AUD/USD traded higher on a stronger HSBC Manufacturing PMI (Flash) during early Asian session, with the highest in 6 months print pushing AUD/USD to a high of 0.9438. This makes perfect fundamental sense, as a stronger than expected China manufacturing sector will be expected to import more commodities from Australia, helping to sustain the battered economy. Incidentally, the Australasian Institute of Mining and Metallurgy stated that Mineral Sector unemployment in Australia has grew to 11% vs 2% one year ago. Having more mineral/metals demand from China will be a direct boost to the declining mining sector of Australia and drive AUD/USD higher up in the short-mid term even before considering the bullish impact the positive trade balance will bring.
However, questions remain – does the stronger than expected PMI numbers an indication of longer-term recovery of China and by proxy Australia’s mining sector? Firstly, September’s flash numbers stood at 51.2, which is only really bullish if we consider that PMI numbers have been below the 50 par mark (implying shrinkage) from April to July. August PMI signaled the beginning of the turnaround by coming in at 50.1, barely above the par level. Hence we can regard this latest 51.2 print as a continuation of the recovery narrative, suggesting that China may be getting out of the rut it has been in since the “hard landing” last year.
The problem with this interpretation is that we’ve precedents where such promising signs of recovery turned out to be fluff. We only need to look as far back as early 2013, where China Manufacturing PMI grew to 51.9 in Jan and followed by 51.7 in Mar, only to be followed by the 4 months of shrinkage. This could also be said of early 2011 when the same scenario happened. As such, it will be highly optimistic to think that the slowdown in China has stabilized and a recovery is in play right now.
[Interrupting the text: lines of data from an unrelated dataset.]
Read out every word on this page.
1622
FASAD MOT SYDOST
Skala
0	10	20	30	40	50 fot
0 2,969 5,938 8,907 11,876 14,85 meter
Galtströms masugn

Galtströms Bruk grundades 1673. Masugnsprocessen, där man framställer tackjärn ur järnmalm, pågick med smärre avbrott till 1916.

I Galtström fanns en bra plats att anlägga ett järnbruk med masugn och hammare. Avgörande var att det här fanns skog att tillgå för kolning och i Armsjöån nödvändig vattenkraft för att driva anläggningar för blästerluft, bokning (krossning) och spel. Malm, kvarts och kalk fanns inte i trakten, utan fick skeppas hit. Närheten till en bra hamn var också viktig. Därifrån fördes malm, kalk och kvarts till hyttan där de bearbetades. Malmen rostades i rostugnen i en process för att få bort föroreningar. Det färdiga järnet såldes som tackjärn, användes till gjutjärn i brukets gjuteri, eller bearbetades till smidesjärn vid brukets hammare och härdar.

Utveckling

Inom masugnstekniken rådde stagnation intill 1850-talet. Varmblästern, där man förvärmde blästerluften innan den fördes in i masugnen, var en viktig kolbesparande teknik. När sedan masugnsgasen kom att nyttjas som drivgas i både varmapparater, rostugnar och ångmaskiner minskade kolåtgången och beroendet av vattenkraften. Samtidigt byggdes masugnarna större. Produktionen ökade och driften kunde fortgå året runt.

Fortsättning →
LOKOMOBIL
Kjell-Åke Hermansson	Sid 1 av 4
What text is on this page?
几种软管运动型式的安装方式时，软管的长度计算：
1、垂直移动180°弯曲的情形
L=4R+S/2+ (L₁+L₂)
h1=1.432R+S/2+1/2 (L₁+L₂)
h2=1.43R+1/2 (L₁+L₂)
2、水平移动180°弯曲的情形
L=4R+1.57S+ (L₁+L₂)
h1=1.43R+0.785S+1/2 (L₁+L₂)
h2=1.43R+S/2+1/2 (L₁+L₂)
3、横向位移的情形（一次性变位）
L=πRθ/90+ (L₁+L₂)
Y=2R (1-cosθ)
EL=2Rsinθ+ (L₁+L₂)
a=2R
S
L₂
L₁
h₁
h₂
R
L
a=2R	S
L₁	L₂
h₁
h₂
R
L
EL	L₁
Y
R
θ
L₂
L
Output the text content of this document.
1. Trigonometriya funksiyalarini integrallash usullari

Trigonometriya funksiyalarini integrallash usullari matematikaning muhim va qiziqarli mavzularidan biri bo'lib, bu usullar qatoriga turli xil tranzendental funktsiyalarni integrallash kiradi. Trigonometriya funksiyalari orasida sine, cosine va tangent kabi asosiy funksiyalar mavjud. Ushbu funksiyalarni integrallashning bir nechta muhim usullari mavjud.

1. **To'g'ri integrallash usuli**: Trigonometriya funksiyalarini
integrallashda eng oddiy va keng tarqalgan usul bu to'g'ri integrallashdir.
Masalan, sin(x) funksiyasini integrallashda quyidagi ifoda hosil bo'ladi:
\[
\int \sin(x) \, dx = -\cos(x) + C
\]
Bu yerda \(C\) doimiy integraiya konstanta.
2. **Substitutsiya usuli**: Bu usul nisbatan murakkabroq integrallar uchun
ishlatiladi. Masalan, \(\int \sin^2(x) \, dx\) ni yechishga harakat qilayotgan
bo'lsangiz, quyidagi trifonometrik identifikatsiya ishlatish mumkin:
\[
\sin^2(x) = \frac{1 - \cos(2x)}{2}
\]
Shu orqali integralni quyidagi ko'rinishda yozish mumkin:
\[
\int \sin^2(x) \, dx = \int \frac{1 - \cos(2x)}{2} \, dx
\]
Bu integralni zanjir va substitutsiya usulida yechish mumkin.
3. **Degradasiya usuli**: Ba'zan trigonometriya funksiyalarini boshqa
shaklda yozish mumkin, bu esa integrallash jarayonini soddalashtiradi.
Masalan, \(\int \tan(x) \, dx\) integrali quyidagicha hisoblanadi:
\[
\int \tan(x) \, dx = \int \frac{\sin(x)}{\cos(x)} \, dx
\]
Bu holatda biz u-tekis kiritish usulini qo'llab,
In fact, Chinese officials have been saying that this slowdown in China is expected to last for a few years, and hence what we are seeing now has a high chance of being a mere small cyclical volatility and not a reversal indication.
From a technical point of view, it is also important to note that price has failed to overcome the soft resistance of 0.943, indicating that the bearish pressure from post FOMC rally remain in play. Furthermore, it should be noted that bearish pressure were already underway during early Asian session, where price failed to truly clear the 0.939 ceiling in the first few hours of trade prior to the PMI numbers. Currently Stochastic readings continue to point higher, but considering that current levels are close to the flat consolidation “resistance” zone found on 16th Sep, it is possible that Stoch readings will be able to pull lower from here, giving us a confirmation of a bearish move towards Channel Bottom.
Prices on the weekly chart is more bullish with a break of the 0.933 consolidation channel ceiling. However, the inability by price to breach the 0.95 level is disconcerting. Stochastic readings on the weekly is similar to the ones of Hourly Chart, where the likelihood of Stoch curve reversing from here is there due to precedents. Furthermore, even if price manage to breach the 0.95 level, it is difficult to imagine a continued bullish action towards parity given that Stochastic readings are close to being Overbought. Hence, long term technical outlook kind of agrees with the fundamental outlook – where price may still look bullish for now but heavy bearish pressures remain.